Tuesday, September 22, 2009

The American Pilot

The passage from "Trip to Hanoi" that touched me the most was the one of the burial of the American pilot. The Vietnamese villagers took the body of this pilot (who no doubt had bombed the same village) and gave him a respectful burial with sculpture of the dissembled airplane and flowers. I asked myself, would I do this?
I don't think that I would. If there was a foreign invader shooting up my neighborhood who crashed his airplane, I'd probably just let him rot. It's amazing to me that the genuineness of this Eastern culture ensured that the American have respect? or forgiveness? enough to have a proper beautiful piece of this earth.

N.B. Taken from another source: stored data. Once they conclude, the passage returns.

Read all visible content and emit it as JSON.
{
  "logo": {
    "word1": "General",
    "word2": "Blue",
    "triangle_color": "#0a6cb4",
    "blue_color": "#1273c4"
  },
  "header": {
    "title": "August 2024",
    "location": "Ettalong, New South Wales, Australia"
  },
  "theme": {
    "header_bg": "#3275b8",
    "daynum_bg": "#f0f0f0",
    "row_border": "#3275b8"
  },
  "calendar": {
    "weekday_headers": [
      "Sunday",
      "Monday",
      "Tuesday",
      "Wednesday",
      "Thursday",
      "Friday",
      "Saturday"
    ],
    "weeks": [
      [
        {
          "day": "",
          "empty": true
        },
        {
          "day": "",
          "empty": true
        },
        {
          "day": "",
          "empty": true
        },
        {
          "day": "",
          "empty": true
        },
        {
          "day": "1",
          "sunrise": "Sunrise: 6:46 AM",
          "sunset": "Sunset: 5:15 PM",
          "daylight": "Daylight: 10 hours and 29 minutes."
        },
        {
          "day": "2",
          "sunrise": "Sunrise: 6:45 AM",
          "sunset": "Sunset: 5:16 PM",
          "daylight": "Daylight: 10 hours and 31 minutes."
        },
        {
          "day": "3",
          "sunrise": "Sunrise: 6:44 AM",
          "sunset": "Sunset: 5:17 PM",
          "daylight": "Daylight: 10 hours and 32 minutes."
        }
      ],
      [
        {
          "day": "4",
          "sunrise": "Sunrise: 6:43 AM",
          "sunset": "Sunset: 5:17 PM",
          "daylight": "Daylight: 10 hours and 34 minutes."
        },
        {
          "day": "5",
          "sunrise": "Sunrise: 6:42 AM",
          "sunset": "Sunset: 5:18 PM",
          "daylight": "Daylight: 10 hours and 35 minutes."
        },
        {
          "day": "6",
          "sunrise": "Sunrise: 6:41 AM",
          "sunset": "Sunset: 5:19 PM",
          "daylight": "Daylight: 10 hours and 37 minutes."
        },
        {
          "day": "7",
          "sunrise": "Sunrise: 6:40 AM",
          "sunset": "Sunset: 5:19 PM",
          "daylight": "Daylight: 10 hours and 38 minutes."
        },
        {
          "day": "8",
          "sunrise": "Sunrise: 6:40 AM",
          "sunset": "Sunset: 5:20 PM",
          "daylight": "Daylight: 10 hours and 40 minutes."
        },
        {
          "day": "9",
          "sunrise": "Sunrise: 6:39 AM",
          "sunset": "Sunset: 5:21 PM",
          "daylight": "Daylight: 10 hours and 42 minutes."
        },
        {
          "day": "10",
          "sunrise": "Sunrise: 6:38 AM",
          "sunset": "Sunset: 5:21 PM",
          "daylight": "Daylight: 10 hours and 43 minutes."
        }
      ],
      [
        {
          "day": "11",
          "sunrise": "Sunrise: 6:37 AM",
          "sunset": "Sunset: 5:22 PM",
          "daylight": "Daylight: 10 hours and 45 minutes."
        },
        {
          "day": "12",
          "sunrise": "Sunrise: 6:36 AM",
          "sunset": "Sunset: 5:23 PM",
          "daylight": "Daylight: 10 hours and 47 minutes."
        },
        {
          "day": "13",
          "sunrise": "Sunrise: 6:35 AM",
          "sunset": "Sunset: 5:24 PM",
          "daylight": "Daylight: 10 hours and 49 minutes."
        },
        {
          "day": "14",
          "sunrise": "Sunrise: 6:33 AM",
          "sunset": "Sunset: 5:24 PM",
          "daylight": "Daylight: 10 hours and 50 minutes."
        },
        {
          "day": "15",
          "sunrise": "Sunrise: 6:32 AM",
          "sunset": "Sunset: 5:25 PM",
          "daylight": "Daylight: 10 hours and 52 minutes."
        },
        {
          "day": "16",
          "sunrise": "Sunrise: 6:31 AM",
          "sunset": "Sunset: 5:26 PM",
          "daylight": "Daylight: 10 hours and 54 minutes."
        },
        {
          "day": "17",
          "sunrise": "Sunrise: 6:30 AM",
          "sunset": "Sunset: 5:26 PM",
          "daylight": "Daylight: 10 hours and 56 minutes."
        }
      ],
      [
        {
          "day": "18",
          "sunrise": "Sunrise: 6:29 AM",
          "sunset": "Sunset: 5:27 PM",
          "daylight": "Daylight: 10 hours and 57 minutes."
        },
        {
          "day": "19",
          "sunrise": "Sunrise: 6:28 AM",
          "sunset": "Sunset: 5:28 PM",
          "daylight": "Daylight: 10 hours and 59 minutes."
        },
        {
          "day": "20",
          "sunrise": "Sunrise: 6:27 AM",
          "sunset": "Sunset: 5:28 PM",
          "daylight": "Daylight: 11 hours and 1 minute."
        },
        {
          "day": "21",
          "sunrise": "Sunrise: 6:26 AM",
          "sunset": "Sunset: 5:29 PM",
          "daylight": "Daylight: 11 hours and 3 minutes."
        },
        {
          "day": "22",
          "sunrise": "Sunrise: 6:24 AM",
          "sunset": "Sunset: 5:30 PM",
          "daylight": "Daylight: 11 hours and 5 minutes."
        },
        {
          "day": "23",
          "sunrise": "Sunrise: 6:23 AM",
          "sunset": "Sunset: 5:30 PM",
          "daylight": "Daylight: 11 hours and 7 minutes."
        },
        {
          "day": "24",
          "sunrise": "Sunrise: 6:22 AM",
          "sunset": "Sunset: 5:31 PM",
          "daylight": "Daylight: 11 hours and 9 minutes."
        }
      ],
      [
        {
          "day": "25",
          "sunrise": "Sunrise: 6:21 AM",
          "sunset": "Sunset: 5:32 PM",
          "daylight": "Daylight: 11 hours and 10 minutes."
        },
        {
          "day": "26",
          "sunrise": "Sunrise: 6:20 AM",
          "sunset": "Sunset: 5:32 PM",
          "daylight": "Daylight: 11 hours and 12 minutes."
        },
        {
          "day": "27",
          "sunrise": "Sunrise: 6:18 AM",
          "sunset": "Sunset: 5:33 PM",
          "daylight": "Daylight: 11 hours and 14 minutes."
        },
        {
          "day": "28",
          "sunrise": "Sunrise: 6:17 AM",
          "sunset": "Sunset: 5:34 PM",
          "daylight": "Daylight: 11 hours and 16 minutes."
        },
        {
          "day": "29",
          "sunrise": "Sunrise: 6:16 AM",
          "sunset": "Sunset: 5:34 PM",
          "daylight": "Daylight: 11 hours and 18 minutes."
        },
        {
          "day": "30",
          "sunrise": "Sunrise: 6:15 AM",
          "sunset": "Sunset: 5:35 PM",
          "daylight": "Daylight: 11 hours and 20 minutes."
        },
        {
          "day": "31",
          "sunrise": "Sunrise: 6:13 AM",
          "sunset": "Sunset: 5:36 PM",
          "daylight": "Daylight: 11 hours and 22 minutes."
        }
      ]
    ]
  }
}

These gestures that differ so much from the American way of thinking confuse me. The author points out that this is a "culture founded on guilt." Do they think that they somehow deserve the ravage that America is impounding on their country? So, is this the reason that they buried that pilot? As a thank you for killing and demolishing everyone and everything in their path?
When reading about Eastern culture and religion, I tend to question Western ideals. In the book, The Tao of Psychology: Sinchronicity and Self, the author outlines the idea of sinchronicity. It is a hard concept to grasp when thinking in the ways that Westerners tend to think. I like to think of it as when two events happen casually, by chance, and occur together in a spiritual or meaningful manner. I'd like to think that these villagers were moved by this event of the crashing airplane. Maybe the burial of this pilot was a movement by the villagers in a spiritual manner that is just not meant to be understood by us. But, by chance, this author came across this grave and made it a point to write about his experiences with the site. And by chance we read about it in this class. Maybe these meaningful occurances were supposed to happen like they did in sinchronicity.
Eastern thought is so different than what Westerners think of as logic. How can we even begin to understand the Vietnamese perspective of the War in Vietnam without understanding how they think?